Las plazas también tienen recuerdos. La comandante de la Real Caballería de Sevilla llegó este viernes con el corazón aún palpitante por su experiencia con Morante de la Puebla veinticuatro horas antes. La histórica tarde del jueves dejó una resaca emocional difícil de digerir, … Algo que pesa como una piedra sobre lo que viene después. Sevilla seguía mirando por encima del hombro mientras intentaba concentrarse en lo que tenía delante. Por eso empezar de cero es difícil.
Esto es evidente desde la primera bula. En el ambiente, en el pulso de las líneas, en ese sentimiento, faltaba esa chispa imposible. Para empeorar las cosas, la campaña de Domingo Hernández tampoco ayuda. Un rendimiento irregular, falta de juego y falta de transmisión en demasiados momentos acabaron sumándose a la cuesta arriba que arrastraba toda la tarde desde la previa de Pasello. Sólo el quinto ofrece más flexibilidad, mientras que el sexto, a pesar de sus dificultades, deja entrever cierta emoción.

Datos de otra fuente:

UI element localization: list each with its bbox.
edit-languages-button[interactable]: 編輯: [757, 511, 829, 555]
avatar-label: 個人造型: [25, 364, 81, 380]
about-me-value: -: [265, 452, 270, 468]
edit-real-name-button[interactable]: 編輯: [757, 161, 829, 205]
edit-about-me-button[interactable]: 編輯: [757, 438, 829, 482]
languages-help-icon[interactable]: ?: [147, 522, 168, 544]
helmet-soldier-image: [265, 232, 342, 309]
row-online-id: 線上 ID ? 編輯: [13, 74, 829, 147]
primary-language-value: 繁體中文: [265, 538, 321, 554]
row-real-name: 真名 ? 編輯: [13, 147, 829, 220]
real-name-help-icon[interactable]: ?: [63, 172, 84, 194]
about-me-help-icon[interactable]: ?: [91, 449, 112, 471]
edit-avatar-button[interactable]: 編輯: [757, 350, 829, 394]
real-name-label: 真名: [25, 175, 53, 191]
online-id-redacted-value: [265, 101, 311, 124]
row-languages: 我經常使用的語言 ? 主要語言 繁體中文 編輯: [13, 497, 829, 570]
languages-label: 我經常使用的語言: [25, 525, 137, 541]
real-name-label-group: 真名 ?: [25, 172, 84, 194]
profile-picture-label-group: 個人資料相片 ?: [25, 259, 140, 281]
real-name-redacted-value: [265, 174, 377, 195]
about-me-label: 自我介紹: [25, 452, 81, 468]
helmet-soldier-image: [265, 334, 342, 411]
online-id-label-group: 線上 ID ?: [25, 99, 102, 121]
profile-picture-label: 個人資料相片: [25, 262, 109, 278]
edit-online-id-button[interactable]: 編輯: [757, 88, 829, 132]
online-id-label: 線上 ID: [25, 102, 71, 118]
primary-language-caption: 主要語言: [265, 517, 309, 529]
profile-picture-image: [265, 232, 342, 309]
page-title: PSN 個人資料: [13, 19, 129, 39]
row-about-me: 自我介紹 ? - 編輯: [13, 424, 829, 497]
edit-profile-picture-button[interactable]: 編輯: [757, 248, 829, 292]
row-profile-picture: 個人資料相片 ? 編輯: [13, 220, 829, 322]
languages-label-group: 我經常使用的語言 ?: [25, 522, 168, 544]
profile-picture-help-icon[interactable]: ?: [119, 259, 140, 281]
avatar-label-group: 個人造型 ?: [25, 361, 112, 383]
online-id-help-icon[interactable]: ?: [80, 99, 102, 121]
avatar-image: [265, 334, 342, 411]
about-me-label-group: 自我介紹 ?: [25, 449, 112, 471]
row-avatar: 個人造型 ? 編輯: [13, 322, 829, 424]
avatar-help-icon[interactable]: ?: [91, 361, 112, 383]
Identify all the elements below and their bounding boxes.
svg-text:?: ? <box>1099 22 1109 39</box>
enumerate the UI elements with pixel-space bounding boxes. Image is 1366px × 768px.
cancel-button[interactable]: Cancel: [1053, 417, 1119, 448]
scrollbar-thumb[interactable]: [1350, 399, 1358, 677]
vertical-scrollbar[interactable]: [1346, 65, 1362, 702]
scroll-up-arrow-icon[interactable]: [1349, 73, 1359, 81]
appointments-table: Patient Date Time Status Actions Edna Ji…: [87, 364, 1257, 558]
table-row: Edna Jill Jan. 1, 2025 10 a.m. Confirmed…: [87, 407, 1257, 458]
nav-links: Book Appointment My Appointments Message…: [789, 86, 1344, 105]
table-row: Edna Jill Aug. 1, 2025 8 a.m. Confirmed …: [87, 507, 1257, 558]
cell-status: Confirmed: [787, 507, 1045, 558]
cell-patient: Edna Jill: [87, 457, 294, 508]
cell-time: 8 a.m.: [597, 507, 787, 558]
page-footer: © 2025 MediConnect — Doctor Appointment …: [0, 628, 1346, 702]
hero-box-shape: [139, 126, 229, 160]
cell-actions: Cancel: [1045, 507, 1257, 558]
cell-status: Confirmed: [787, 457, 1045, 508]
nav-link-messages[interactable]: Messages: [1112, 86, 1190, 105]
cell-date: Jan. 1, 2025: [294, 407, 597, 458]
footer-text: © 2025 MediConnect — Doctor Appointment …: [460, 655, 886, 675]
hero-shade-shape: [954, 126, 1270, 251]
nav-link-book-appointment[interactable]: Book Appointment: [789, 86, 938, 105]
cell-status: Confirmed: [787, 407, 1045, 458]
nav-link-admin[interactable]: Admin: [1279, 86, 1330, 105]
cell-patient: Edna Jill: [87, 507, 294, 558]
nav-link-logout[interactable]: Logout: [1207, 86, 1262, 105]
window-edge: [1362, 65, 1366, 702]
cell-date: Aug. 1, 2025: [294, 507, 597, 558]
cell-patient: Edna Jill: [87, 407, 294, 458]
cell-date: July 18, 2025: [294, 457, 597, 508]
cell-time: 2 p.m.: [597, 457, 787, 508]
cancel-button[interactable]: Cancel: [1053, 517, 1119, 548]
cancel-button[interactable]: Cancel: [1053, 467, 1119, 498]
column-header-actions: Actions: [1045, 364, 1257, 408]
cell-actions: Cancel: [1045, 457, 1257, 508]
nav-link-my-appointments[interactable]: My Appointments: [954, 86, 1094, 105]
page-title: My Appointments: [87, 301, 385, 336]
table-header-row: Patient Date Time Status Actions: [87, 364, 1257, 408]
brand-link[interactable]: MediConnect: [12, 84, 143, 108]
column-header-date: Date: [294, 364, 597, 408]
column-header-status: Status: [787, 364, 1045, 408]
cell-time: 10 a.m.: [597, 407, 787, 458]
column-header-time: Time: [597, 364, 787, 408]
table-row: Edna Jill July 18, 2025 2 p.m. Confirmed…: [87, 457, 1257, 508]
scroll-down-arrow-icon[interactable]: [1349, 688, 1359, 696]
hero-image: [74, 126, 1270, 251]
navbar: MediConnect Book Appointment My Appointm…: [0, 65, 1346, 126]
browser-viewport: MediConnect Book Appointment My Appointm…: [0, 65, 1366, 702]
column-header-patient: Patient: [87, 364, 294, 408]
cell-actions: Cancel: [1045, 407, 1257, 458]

Alejandro Talavante es el peor de todos. El primero no decía casi nada, el cuarto confirmó los tonos grises del lote. Quería ponerse manos a la obra, encontrar la llave, pegarse a dos pitones, pero algunos toros ni siquiera se lo permitieron. Will quedó solo en medio del ring.
Andrés Roca Rey vuelve a ser una figura poderosa. Lo poco que obtuvo de su primera experiencia fue gracias a la exposición y la dedicación. En el quinto y mejor encierro, pasó largos períodos de tiempo, reprimido y abajo, imponiendo control donde otros verían alivio. Ésta no es tarea del perfume, sino de la autoridad. Las orejas premian al matador, que sabe tirar la tarde cuando baja, a pesar de la posición de la espada.
Pero fue Pablo Aguado quien dejó el más mínimo residuo. En el capote, ya sea toro o tranquilo, firmó las partes más bellas del festejo: Verónica con ritmo abierto, Chiquilinas con la cintura rota, con delantal antiguo número cinco. Torea como un torero en Sevilla, siempre que tenga talento para el toreo.
Luego apareció algo más importante: la capacidad. El primero se rompió rápidamente. El sexto hombre siguió escondido en el tablero y lo volcó violentamente a mitad de la misión. Aguado se levantó tranquilamente y volvió al rostro de la vaca con más verdad. Le puso las manos encima, lo entrenó por la derecha y cuando quiso irse lo persiguió. Por la izquierda las cosas fueron más difíciles, pero aguantó sin perder la forma ni la posición.
No es sólo una misión triunfante, es una muestra del momento. Maduro. Matador clásico, puro y de concepto sevillano, con un temperamento que enamora. Lo mató, como se debe matar.
A pesar de las peticiones, nadie quiso escuchar. No se le puede culpar por la falta de riqueza de Pointer. De vuelta al ring. Una cosa es segura: incluso bajo la enorme sombra de Morant de la Puebla, Pablo Aguado ha encontrado la manera de hacerse ver.
revoleras
-
La tablilla de Morant: Lo que pasamos el día anterior nos presionó mucho durante toda la corrida. La Maestranza todavía espera con ansias el jueves y, para colmo, la manada no ayudó a cambiar el ritmo de la tarde.
-
Banderillas: El maestro de plata Iván García desmontó luego de una parada inusual a las 3:00 p.m. El madrileño casi relata su última aparición en el Estadio Barratillo con un saludo del tercer día.
-
Valor y pureza: la filosofía de Andrés Roca Rey y Pablo Aguado no sorprende para el Carnaval. En el cartel conviven distintos caminos que dejan espacio a la buena afición, y la buena afición siempre deja espacio a todos los matadores.